Republican Donald Trump and Democrat Hillary Clinton will face off in their first presidential debate Monday at 9 p.m., with as many as 100 million people expected to watch — including many in Canada.
Many Canadians are expected to tune into at least part of the 90-minute debate at suburban New York’s Hofstra University — likely because it’s expected to be just as entertaining as informative.
The stakes of Monday night’s debate have been rising for weeks, given Clinton’s now slender lead in the polls and Trump’s unpredictable campaigning. Clinton is holding on to a narrow lead in many polls, although both candidates remain somewhat unpopular (55 per cent unfavourablity for Clinton; 59 per cent for Trump).
Clinton has reportedly spent hours studying Trump’s style, taking notes from opposition research memos and watching highlight reels. Trump, meanwhile, spent Sunday meeting with insiders over “cheeseburgers and soda” to discuss possible talking points.
“I believe you can prep too much for these things,” the billionaire businessman told the New York Times.
Both candidates will have significant ammunition to use on their opponent, as neither have been able to avoid controversy and scandal with over a month left in the campaign. Analysts point to Clinton’s option to bring up Trump’s embrace by white supremacists, Trump Univerity scam charges, and his praise of Russian President Vladimir Putin as reasons not to consider voting for the controversial businessman. Meanwhile, Trump tweeted Saturday that he might extend a debate invitation to Gennifer Flowers, who once had an affair with Clinton’s husband, former president Bill Clinton.

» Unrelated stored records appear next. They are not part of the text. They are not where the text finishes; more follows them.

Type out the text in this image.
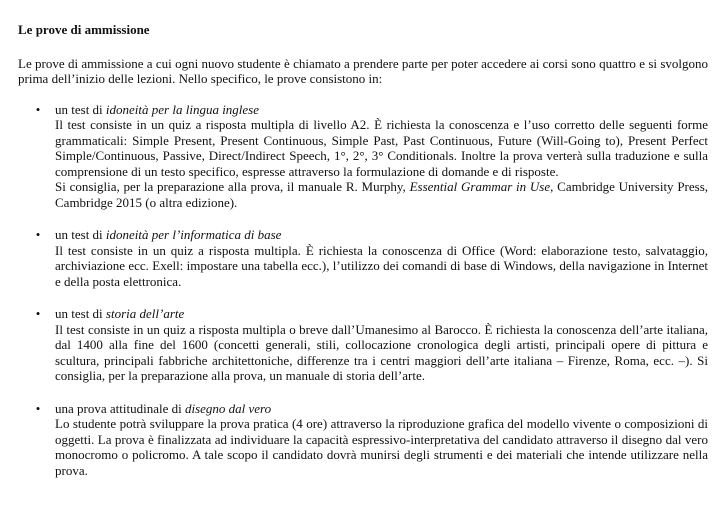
Le prove di ammissione

Le prove di ammissione a cui ogni nuovo studente è chiamato a prendere parte per poter accedere ai corsi sono quattro e si svolgono prima dell’inizio delle lezioni. Nello specifico, le prove consistono in:

• un test di idoneità per la lingua inglese

Il test consiste in un quiz a risposta multipla di livello A2. È richiesta la conoscenza e l’uso corretto delle seguenti forme grammaticali: Simple Present, Present Continuous, Simple Past, Past Continuous, Future (Will-Going to), Present Perfect Simple/Continuous, Passive, Direct/Indirect Speech, 1°, 2°, 3° Conditionals. Inoltre la prova verterà sulla traduzione e sulla comprensione di un testo specifico, espresse attraverso la formulazione di domande e di risposte.

Si consiglia, per la preparazione alla prova, il manuale R. Murphy, Essential Grammar in Use, Cambridge University Press, Cambridge 2015 (o altra edizione).

• un test di idoneità per l’informatica di base

Il test consiste in un quiz a risposta multipla. È richiesta la conoscenza di Office (Word: elaborazione testo, salvataggio, archiviazione ecc. Exell: impostare una tabella ecc.), l’utilizzo dei comandi di base di Windows, della navigazione in Internet e della posta elettronica.

• un test di storia dell’arte

Il test consiste in un quiz a risposta multipla o breve dall’Umanesimo al Barocco. È richiesta la conoscenza dell’arte italiana, dal 1400 alla fine del 1600 (concetti generali, stili, collocazione cronologica degli artisti, principali opere di pittura e scultura, principali fabbriche architettoniche, differenze tra i centri maggiori dell’arte italiana – Firenze, Roma, ecc. –). Si consiglia, per la preparazione alla prova, un manuale di storia dell’arte.

• una prova attitudinale di disegno dal vero

Lo studente potrà sviluppare la prova pratica (4 ore) attraverso la riproduzione grafica del modello vivente o composizioni di oggetti. La prova è finalizzata ad individuare la capacità espressivo-interpretativa del candidato attraverso il disegno dal vero monocromo o policromo. A tale scopo il candidato dovrà munirsi degli strumenti e dei materiali che intende utilizzare nella prova.
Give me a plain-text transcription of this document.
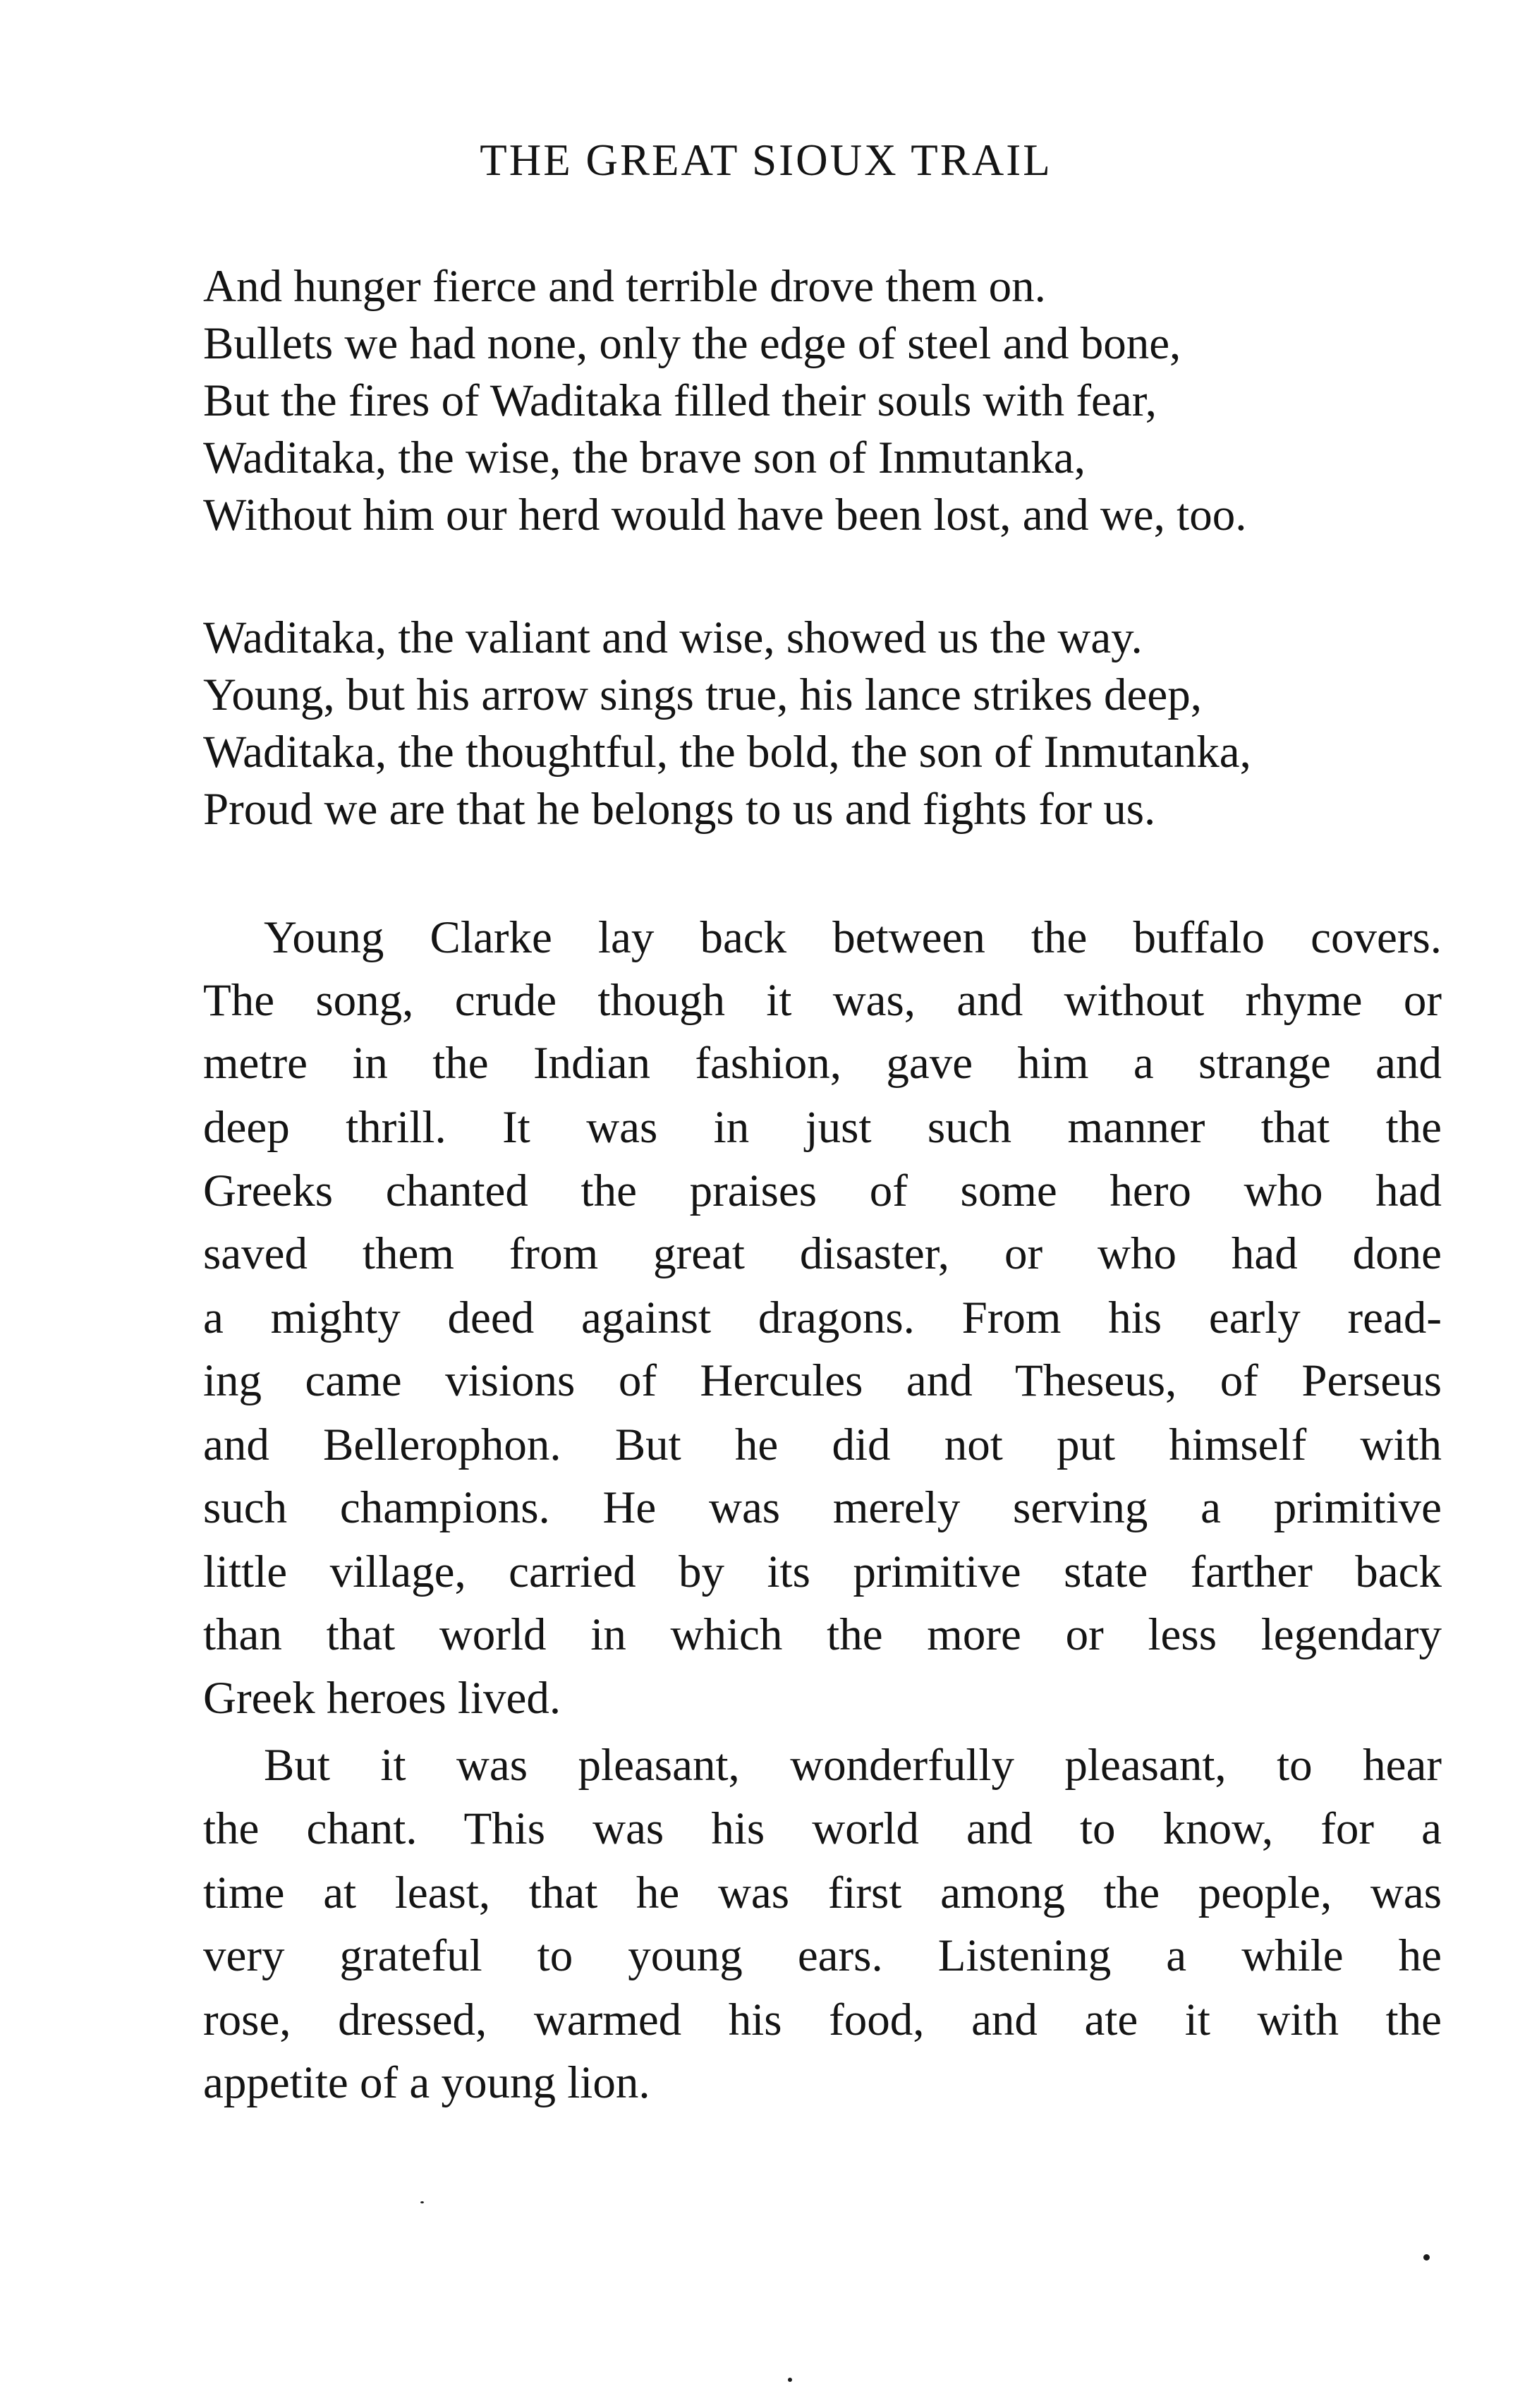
THE GREAT SIOUX TRAIL

And hunger fierce and terrible drove them on.

Bullets we had none, only the edge of steel and bone,

But the fires of Waditaka filled their souls with fear,

Waditaka, the wise, the brave son of Inmutanka,

Without him our herd would have been lost, and we, too.

Waditaka, the valiant and wise, showed us the way.

Young, but his arrow sings true, his lance strikes deep,

Waditaka, the thoughtful, the bold, the son of Inmutanka,

Proud we are that he belongs to us and fights for us.

Young Clarke lay back between the buffalo covers.

The song, crude though it was, and without rhyme or

metre in the Indian fashion, gave him a strange and

deep thrill. It was in just such manner that the

Greeks chanted the praises of some hero who had

saved them from great disaster, or who had done

a mighty deed against dragons. From his early read-

ing came visions of Hercules and Theseus, of Perseus

and Bellerophon. But he did not put himself with

such champions. He was merely serving a primitive

little village, carried by its primitive state farther back

than that world in which the more or less legendary

Greek heroes lived.

But it was pleasant, wonderfully pleasant, to hear

the chant. This was his world and to know, for a

time at least, that he was first among the people, was

very grateful to young ears. Listening a while he

rose, dressed, warmed his food, and ate it with the

appetite of a young lion.
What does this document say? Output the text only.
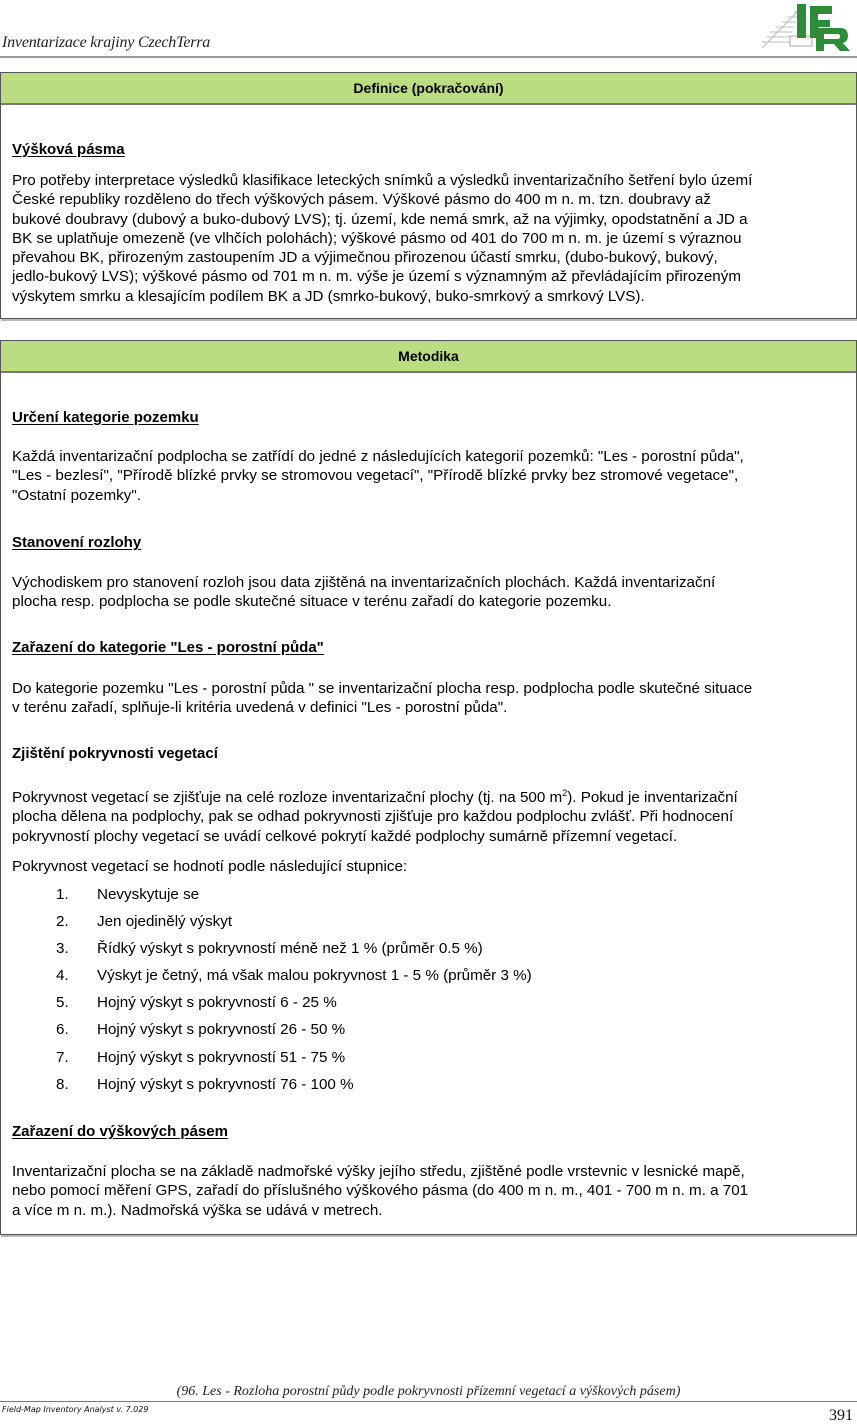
Inventarizace krajiny CzechTerra
Definice (pokračování)

Výšková pásma

Pro potřeby interpretace výsledků klasifikace leteckých snímků a výsledků inventarizačního šetření bylo území

České republiky rozděleno do třech výškových pásem. Výškové pásmo do 400 m n. m. tzn. doubravy až

bukové doubravy (dubový a buko-dubový LVS); tj. území, kde nemá smrk, až na výjimky, opodstatnění a JD a

BK se uplatňuje omezeně (ve vlhčích polohách); výškové pásmo od 401 do 700 m n. m. je území s výraznou

převahou BK, přirozeným zastoupením JD a výjimečnou přirozenou účastí smrku, (dubo-bukový, bukový,

jedlo-bukový LVS); výškové pásmo od 701 m n. m. výše je území s významným až převládajícím přirozeným

výskytem smrku a klesajícím podílem BK a JD (smrko-bukový, buko-smrkový a smrkový LVS).

Metodika

Určení kategorie pozemku

Každá inventarizační podplocha se zatřídí do jedné z následujících kategorií pozemků: "Les - porostní půda",

"Les - bezlesí", "Přírodě blízké prvky se stromovou vegetací", "Přírodě blízké prvky bez stromové vegetace",

"Ostatní pozemky".

Stanovení rozlohy

Východiskem pro stanovení rozloh jsou data zjištěná na inventarizačních plochách. Každá inventarizační

plocha resp. podplocha se podle skutečné situace v terénu zařadí do kategorie pozemku.

Zařazení do kategorie "Les - porostní půda"

Do kategorie pozemku "Les - porostní půda " se inventarizační plocha resp. podplocha podle skutečné situace

v terénu zařadí, splňuje-li kritéria uvedená v definici "Les - porostní půda".

Zjištění pokryvnosti vegetací

Pokryvnost vegetací se zjišťuje na celé rozloze inventarizační plochy (tj. na 500 $m^2$). Pokud je inventarizační

plocha dělena na podplochy, pak se odhad pokryvnosti zjišťuje pro každou podplochu zvlášť. Při hodnocení

pokryvností plochy vegetací se uvádí celkové pokrytí každé podplochy sumárně přízemní vegetací.

Pokryvnost vegetací se hodnotí podle následující stupnice:

1.	Nevyskytuje se
2.	Jen ojedinělý výskyt
3.	Řídký výskyt s pokryvností méně než 1 % (průměr 0.5 %)
4.	Výskyt je četný, má však malou pokryvnost 1 - 5 % (průměr 3 %)
5.	Hojný výskyt s pokryvností 6 - 25 %
6.	Hojný výskyt s pokryvností 26 - 50 %
7.	Hojný výskyt s pokryvností 51 - 75 %
8.	Hojný výskyt s pokryvností 76 - 100 %

Zařazení do výškových pásem

Inventarizační plocha se na základě nadmořské výšky jejího středu, zjištěné podle vrstevnic v lesnické mapě,

nebo pomocí měření GPS, zařadí do příslušného výškového pásma (do 400 m n. m., 401 - 700 m n. m. a 701

a více m n. m.). Nadmořská výška se udává v metrech.

(96. Les - Rozloha porostní půdy podle pokryvnosti přízemní vegetací a výškových pásem)
Field-Map Inventory Analyst v. 7.029	391
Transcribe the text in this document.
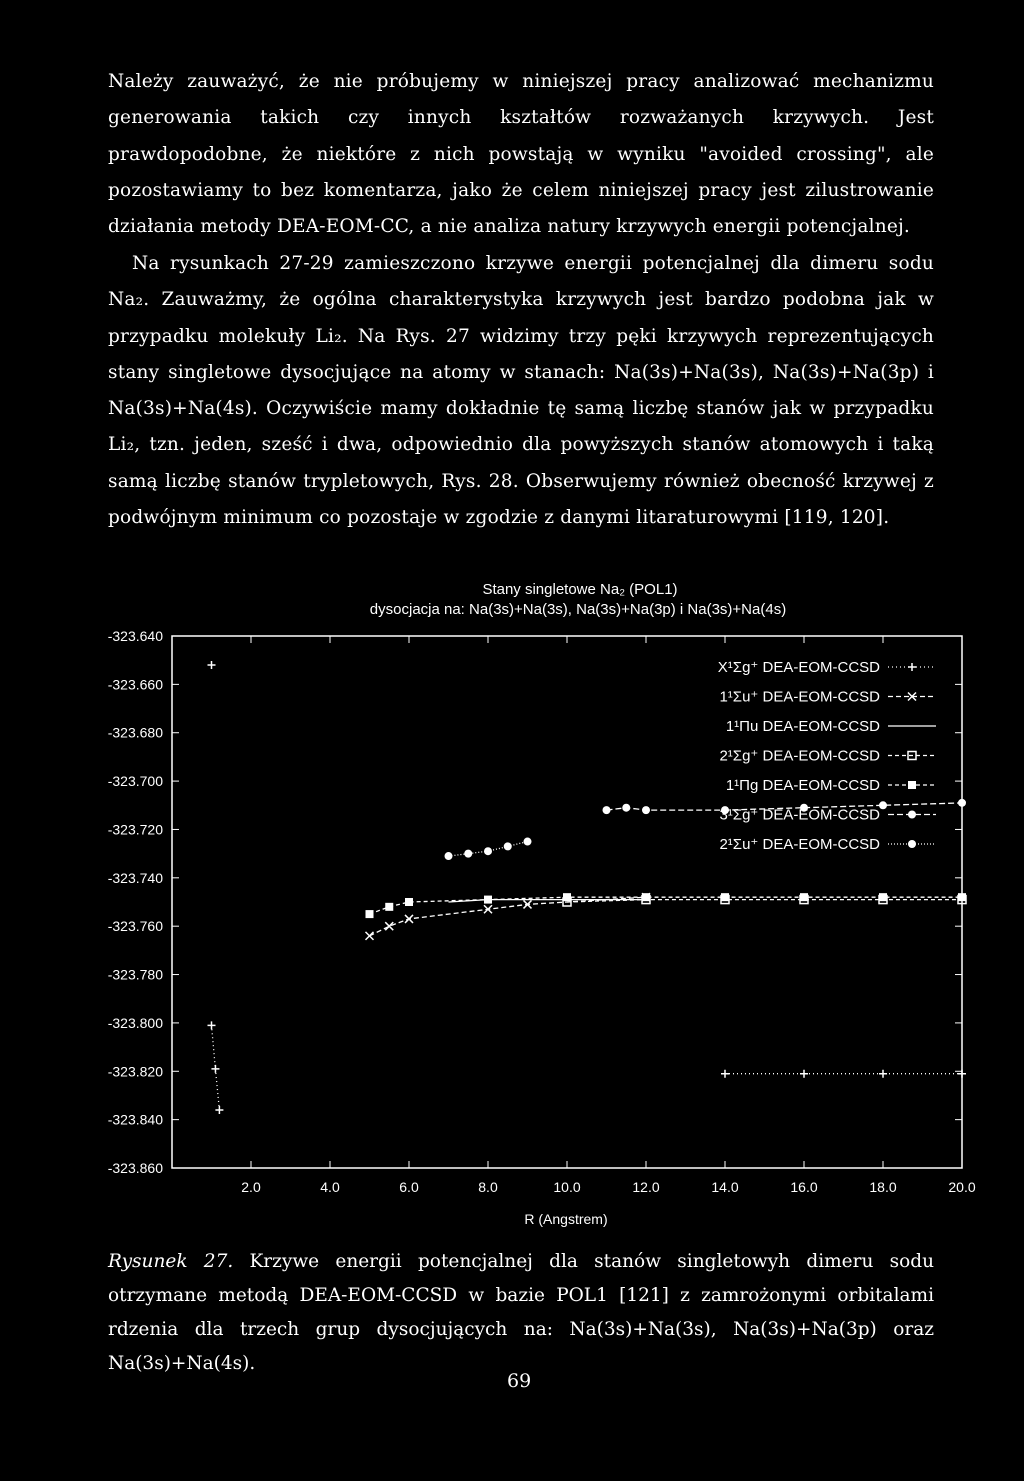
Należy zauważyć, że nie próbujemy w niniejszej pracy analizować mechanizmu generowania takich czy innych kształtów rozważanych krzywych. Jest prawdopodobne, że niektóre z nich powstają w wyniku "avoided crossing", ale pozostawiamy to bez komentarza, jako że celem niniejszej pracy jest zilustrowanie działania metody DEA-EOM-CC, a nie analiza natury krzywych energii potencjalnej.
Na rysunkach 27-29 zamieszczono krzywe energii potencjalnej dla dimeru sodu Na₂. Zauważmy, że ogólna charakterystyka krzywych jest bardzo podobna jak w przypadku molekuły Li₂. Na Rys. 27 widzimy trzy pęki krzywych reprezentujących stany singletowe dysocjujące na atomy w stanach: Na(3s)+Na(3s), Na(3s)+Na(3p) i Na(3s)+Na(4s). Oczywiście mamy dokładnie tę samą liczbę stanów jak w przypadku Li₂, tzn. jeden, sześć i dwa, odpowiednio dla powyższych stanów atomowych i taką samą liczbę stanów trypletowych, Rys. 28. Obserwujemy również obecność krzywej z podwójnym minimum co pozostaje w zgodzie z danymi litaraturowymi [119, 120].
Stany singletowe Na₂ (POL1)
dysocjacja na: Na(3s)+Na(3s), Na(3s)+Na(3p) i Na(3s)+Na(4s)
-323.640
-323.660
-323.680
-323.700
-323.720
-323.740
-323.760
-323.780
-323.800
-323.820
-323.840
-323.860
2.0	4.0	6.0	8.0	10.0	12.0	14.0	16.0	18.0	20.0
R (Angstrem)
X¹Σg⁺ DEA-EOM-CCSD
1¹Σu⁺ DEA-EOM-CCSD
1¹Πu DEA-EOM-CCSD
2¹Σg⁺ DEA-EOM-CCSD
1¹Πg DEA-EOM-CCSD
3¹Σg⁺ DEA-EOM-CCSD
2¹Σu⁺ DEA-EOM-CCSD
Rysunek 27. Krzywe energii potencjalnej dla stanów singletowyh dimeru sodu otrzymane metodą DEA-EOM-CCSD w bazie POL1 [121] z zamrożonymi orbitalami rdzenia dla trzech grup dysocjujących na: Na(3s)+Na(3s), Na(3s)+Na(3p) oraz Na(3s)+Na(4s).
69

While Clinton has experience, it’s unknown if she will stumble over Trump’s unpredictability. The former secretary of state has more than 30 presidential debates under her belt — including several one-on-one showdowns with President Barack Obama in 2008 and Vermont Sen. Bernie Sanders in 2016. Analysts have pointed to “at least two” different “versions” of Trump that could appear on stage. Aaron Kall, the director of debate at the University of Michigan and editor of the e-book Debating Trump, points to both a “cantankerous Trump” that appeared during Republican primaries and a “presidential Trump” that brought a less-aggressive style to the last Republican debate in Miami.
NBC’s Lester Holt will host the debate, which can be viewed at AM980.ca. It will be divided into six segments of about 15 minutes each. Each candidate will have 15 minutes to respond to a question before debating the opponent.